IDN Times
- Company type: Private
- Industry: Media
- Founded: June 8, 2014; 11 years ago
- Founders: Winston Utomo William Utomo
- Headquarters: Jakarta (IDN HQ) and Surabaya, East Java (Surabaya Creative Lab), Indonesia
- Area served: Worldwide
- Parent: IDN
- Website: idntimes.com

= IDN Times =

Indonesian digital media platform

IDN Times is a digital multi-platform media outlet that provides news and entertainment for Millennials and Gen Z in Indonesia. IDN Times is one of IDN’s business units under the Digital Media pillar, founded by Winston Utomo and William Utomo on June 8, 2014. Currently, senior journalist Uni Zulfiani Lubis serves as the Editor-in-Chief of IDN Times.

== History==

IDN Times was initially known as Indonesian Times, a blog featuring articles written by Winston Utomo while he was working at Google Singapore. As interest and readership grew, Indonesian Times evolved into IDN Times, a digital multi-platform media company focused on delivering relevant content for Indonesia’s younger generations.

== Bureau ==

IDN Times has a representative bureau that has spread over 12 provinces in Indonesia:

| IDN Times bureau | Province |
|---|---|
| IDN Times Bali | Bali |
| IDN Times Banten | Banten |
| IDN Times Jabar | West Java |
| IDN Times Jateng | Central Java |
| IDN Times Jatim | East Java |
| IDN Times Jogja | Special Region of Yogyakarta |
| IDN Times Kaltim | East Kalimantan |
| IDN Times Lampung | Lampung |
| IDN Times NTB | West Nusa Tenggara |
| IDN Times Sulsel | South Sulawesi |
| IDN Times Sumsel | South Sumatra |
| IDN Times Sumut | North Sumatra |

== Events ==

===Indonesia Millennial and Gen Z Summit===

The Indonesia Millennial and Gen-Z Summit (IMGS) is an annual event organized by IDN. This event aims to empower Indonesia’s younger generations through discussions and interdisciplinary collaborations. IMGS features inspirational figures, professionals, and leaders from various fields who share insights and drive positive change.

The event hosts dozens of discussion sessions in collaboration with eight prominent communities. Topics covered include politics, economics, technology, and pop culture.
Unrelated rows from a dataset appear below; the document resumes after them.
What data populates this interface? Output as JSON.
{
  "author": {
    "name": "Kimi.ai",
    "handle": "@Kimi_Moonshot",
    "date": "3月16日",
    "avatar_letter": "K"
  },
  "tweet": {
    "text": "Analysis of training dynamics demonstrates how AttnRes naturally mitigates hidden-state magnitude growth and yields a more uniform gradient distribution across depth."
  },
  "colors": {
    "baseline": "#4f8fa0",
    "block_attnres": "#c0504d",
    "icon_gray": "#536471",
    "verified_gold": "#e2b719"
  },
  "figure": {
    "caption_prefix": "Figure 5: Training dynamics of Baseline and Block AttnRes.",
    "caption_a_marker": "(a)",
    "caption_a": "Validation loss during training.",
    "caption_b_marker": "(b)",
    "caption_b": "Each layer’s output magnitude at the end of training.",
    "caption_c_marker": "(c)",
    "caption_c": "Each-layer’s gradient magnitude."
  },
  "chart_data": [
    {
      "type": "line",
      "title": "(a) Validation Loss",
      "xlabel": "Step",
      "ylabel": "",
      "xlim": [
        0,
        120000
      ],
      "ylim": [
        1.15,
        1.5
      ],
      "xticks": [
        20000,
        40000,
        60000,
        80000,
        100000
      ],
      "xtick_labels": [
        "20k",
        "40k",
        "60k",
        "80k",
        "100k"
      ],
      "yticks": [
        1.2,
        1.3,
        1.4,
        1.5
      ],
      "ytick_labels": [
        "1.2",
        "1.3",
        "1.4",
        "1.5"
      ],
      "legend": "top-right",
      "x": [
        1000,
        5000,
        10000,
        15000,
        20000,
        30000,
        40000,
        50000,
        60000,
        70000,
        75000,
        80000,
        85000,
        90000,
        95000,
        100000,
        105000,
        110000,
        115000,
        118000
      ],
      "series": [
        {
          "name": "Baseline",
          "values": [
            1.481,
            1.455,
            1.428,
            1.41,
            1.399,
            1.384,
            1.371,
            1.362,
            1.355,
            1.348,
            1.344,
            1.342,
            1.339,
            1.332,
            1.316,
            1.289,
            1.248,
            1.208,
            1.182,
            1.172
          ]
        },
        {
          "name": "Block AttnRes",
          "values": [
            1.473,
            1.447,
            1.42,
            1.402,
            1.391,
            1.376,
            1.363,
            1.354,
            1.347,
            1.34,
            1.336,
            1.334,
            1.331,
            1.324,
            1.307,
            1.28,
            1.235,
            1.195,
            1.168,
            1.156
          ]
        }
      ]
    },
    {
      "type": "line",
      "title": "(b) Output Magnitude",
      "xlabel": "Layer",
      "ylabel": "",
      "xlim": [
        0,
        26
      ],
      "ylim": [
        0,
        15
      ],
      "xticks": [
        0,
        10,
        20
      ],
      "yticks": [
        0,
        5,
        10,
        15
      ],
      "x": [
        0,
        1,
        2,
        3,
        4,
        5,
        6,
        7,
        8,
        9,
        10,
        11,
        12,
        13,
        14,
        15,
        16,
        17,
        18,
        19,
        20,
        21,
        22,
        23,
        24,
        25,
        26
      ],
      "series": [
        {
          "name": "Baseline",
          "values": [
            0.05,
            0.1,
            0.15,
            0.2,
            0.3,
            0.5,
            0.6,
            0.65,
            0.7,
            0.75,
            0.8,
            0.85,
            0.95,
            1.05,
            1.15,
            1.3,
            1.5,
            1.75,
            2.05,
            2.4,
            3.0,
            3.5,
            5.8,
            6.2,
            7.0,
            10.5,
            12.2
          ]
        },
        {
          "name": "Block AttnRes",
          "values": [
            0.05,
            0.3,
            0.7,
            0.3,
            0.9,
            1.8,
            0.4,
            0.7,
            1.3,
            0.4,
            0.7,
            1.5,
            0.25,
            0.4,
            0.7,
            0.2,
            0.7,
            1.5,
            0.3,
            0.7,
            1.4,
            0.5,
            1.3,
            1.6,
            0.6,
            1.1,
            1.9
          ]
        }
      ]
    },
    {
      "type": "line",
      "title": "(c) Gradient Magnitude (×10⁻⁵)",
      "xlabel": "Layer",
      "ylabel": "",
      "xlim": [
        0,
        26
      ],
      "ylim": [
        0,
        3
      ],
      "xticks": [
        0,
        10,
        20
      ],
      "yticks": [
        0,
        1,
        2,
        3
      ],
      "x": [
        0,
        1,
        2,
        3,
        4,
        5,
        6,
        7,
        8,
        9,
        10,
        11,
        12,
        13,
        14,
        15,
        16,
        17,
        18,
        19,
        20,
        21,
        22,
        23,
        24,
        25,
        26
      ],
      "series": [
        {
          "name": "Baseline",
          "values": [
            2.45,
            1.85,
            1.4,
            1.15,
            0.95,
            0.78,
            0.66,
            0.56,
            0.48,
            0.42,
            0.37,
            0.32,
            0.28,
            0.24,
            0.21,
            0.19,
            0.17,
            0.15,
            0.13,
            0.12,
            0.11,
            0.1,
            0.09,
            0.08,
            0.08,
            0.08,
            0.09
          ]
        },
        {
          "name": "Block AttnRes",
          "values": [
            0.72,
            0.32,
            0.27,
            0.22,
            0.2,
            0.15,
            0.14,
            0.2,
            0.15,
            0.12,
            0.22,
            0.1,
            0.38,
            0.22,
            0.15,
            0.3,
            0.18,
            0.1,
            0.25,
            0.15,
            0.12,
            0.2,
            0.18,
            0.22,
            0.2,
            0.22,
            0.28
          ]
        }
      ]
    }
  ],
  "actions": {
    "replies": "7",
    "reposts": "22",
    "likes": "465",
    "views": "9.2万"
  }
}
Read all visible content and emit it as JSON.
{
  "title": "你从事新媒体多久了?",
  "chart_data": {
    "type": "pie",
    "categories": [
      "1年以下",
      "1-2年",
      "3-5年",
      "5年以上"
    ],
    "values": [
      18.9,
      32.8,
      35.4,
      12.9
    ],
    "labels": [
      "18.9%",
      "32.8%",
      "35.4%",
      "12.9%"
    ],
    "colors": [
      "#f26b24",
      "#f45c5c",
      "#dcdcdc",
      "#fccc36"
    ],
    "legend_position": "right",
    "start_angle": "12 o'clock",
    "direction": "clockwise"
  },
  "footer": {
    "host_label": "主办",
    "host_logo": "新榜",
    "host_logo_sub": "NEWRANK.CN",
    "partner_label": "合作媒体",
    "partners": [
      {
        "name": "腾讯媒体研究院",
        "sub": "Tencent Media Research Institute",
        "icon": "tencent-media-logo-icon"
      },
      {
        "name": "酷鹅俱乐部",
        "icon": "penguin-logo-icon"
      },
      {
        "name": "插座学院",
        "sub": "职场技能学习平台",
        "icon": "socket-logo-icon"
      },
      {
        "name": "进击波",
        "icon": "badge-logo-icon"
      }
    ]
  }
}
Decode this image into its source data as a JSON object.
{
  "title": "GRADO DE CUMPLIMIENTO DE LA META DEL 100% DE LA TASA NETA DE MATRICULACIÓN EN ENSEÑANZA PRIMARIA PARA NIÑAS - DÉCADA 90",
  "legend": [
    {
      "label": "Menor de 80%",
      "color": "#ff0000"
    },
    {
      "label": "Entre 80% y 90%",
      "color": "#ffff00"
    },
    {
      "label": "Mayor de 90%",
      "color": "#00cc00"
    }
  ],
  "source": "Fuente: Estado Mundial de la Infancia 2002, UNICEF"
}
===Indonesia Writers Festival===
The Indonesia Writers Festival is an independent writing festival organized by IDN Times. The event seeks to empower Indonesians through writing by inviting experts and literacy activists from various backgrounds.

== Duniaku.com ==
Duniaku.com is a multi-platform digital media part of IDN Times which presents content about geek culture ranging from video games, anime, comics, films, technology and gadgets. Duniaku.com was officially launched on September 6, 2019 by the Minister of Communication and Informatics Rudiantara together with CEO of IDN Media Winston Utomo and IDN Times and Editor-in-Chief of Duniaku.com Uni Lubis.

== Awards ==
- 2019 IDN won WAN-IFRA Asia Digital Media Awards 2019 as the Best Digital Project to Engage Younger and/or Millennial Audiences for IDN Times’ #MillennialsMemilih program
- 2020 IDN Times (IDN Times Community) won WAN-IFRA Asia Digital Media Awards 2019 in The Best in Audience Engagement category.
- 2021 IDN Times journalists won awards at the Subroto Award, Ministry of Energy and Mineral Resources (ESDM) on 28 September 2021.
- 2024 IDN Times won WAN-IFRA event at both the Asia and Global levels in Best Use of AI in Revenue Strategy.

===#Interconnected22 by Pulitzer Center===

One of the IDN Times journalists, Dhana Kencana, was the speaker at the #Interconnected22 conference held from June 9 to June 10, 2022, in Washington DC, United States of America. Dhana Kencana is also a grant recipient Pulitzer Center through the Rainforest Journalism Fund (RJF) program, a funding program for journalists that makes a number of coverage of the rainforest.